(originally written back in the summer)
...when I picked up Joan Didion's The Year of Magical Thinking? I know I liked the title, had vague remonitions of having read reviews that made me want to read it, had seen it praised in every publication I had seen mention it. But I also knew it is about grief and her experiences following her husband's death. This is certainly a worthy subject for a book and something to be read sometime, but why would I choose now to read it? Why was it in paperback and on sale at Borders? These days I do most of my reading on a small boat as far from anything as you can get in the middle of the Pacific, completely cut off from friends and family for weeks at a time, so books about loss and separation aren't exactly at the top of the list of things that one would prescribe for keeping my head on straight. I'm surrounded by people who don't speak English (or speak it poorly) and live inside my head like I haven't done since high school.
But perhaps there is something soothing in Ms. Didion's book. That she is an excellent writer doesn't need to be said, and that this is an excellent book has already been said (and said better) by so many others that I won't bother. The horrible truth upon reading about her loss is that it in a way reminds me that those people I feel ripped away from right now will be there when I get back. Of course that is only comforting so far as it also reminds that this won't always be true.
I'm only about 80 pages in right now, but the portrait of her and her husband and their life and their friends is compelling and challenging. In someways, the depth at which they comingle, inhabit the same space, so deeply intertwine with one another is something that I have always been both drawn to and repulsed by. The repulsion, by the way, comes from a place of being resistant to not being fully self-reliant and an aversion to attachments to things or people which I can't let go of, not from finding it repulsive. This is an aside, but the inevitable irony is that I attach to people and places and things deeply and intensely and faster than anything you have ever seen. If I'm going to go there at all, I'm already there before you blink. A head full of wanderlust and a heart full of homebody; God was laughing when he made me.

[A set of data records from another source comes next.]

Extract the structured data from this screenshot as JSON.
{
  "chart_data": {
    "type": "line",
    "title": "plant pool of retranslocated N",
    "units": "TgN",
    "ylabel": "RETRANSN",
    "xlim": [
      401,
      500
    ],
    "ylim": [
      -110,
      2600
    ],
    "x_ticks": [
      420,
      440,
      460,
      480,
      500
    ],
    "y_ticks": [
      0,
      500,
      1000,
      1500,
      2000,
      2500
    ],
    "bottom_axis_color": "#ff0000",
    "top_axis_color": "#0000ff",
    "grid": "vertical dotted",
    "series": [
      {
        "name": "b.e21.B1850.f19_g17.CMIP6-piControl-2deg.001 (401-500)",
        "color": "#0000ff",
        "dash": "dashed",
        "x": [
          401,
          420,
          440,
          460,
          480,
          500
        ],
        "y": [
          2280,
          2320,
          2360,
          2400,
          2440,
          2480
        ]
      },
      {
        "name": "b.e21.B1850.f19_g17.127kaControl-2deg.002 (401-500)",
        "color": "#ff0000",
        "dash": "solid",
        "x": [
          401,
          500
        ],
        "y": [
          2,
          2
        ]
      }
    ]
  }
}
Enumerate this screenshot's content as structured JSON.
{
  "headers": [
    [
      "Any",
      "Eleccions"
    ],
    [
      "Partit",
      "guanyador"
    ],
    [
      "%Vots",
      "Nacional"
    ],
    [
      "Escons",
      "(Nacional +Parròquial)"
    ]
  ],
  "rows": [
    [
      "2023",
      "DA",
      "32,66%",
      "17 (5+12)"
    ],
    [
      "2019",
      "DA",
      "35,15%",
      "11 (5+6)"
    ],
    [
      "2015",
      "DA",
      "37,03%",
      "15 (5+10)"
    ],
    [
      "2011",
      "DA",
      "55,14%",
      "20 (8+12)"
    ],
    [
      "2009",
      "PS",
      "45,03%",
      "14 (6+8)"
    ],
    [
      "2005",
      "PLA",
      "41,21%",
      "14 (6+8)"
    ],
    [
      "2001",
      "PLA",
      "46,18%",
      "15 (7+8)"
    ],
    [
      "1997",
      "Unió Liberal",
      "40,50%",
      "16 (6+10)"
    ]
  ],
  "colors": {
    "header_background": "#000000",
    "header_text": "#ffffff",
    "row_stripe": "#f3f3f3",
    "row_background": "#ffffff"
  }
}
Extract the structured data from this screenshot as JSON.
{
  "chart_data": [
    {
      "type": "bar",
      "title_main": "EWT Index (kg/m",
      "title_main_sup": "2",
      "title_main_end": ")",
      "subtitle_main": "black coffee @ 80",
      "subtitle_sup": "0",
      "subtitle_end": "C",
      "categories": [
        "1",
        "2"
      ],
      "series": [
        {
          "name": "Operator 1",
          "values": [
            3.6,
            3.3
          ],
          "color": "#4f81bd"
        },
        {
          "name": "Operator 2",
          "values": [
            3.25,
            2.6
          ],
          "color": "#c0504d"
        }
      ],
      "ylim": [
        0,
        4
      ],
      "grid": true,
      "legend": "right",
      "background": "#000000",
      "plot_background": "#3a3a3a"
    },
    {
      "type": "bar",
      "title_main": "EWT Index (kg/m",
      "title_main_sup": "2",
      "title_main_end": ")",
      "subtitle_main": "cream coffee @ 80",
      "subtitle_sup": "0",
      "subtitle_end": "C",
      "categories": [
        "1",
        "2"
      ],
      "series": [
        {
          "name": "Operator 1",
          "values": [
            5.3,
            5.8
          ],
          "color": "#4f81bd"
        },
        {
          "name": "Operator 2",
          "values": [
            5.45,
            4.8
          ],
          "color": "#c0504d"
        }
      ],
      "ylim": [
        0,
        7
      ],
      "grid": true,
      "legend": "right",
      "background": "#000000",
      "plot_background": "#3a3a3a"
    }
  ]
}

I should be reading the new Harry Potter, but wasn't able to get it before I got on the boat. And maybe in the middle of the ocean, away from a reality where people exist and live, instead in a place where we just work and look at the horizon, is exactly the place to read such an intimate book. As I actually read through the book, the fact of the loss and the time spent struggling with the grief get lost in the beauty of the life they lived together and the people who surrounded them. The last few years have been a whirlwind for me, trying to get my bearing and start moving in directions which can sustain me, and reading someone's reflections looking back on a life lived as well as anyone could set out to live one is comforting. The book isn't so spectacular because Ms. Didion shares how she handled the death, but rather because through speaking to all the details surrounding her experience with grief, her voice comes through saying, "I have lost this much."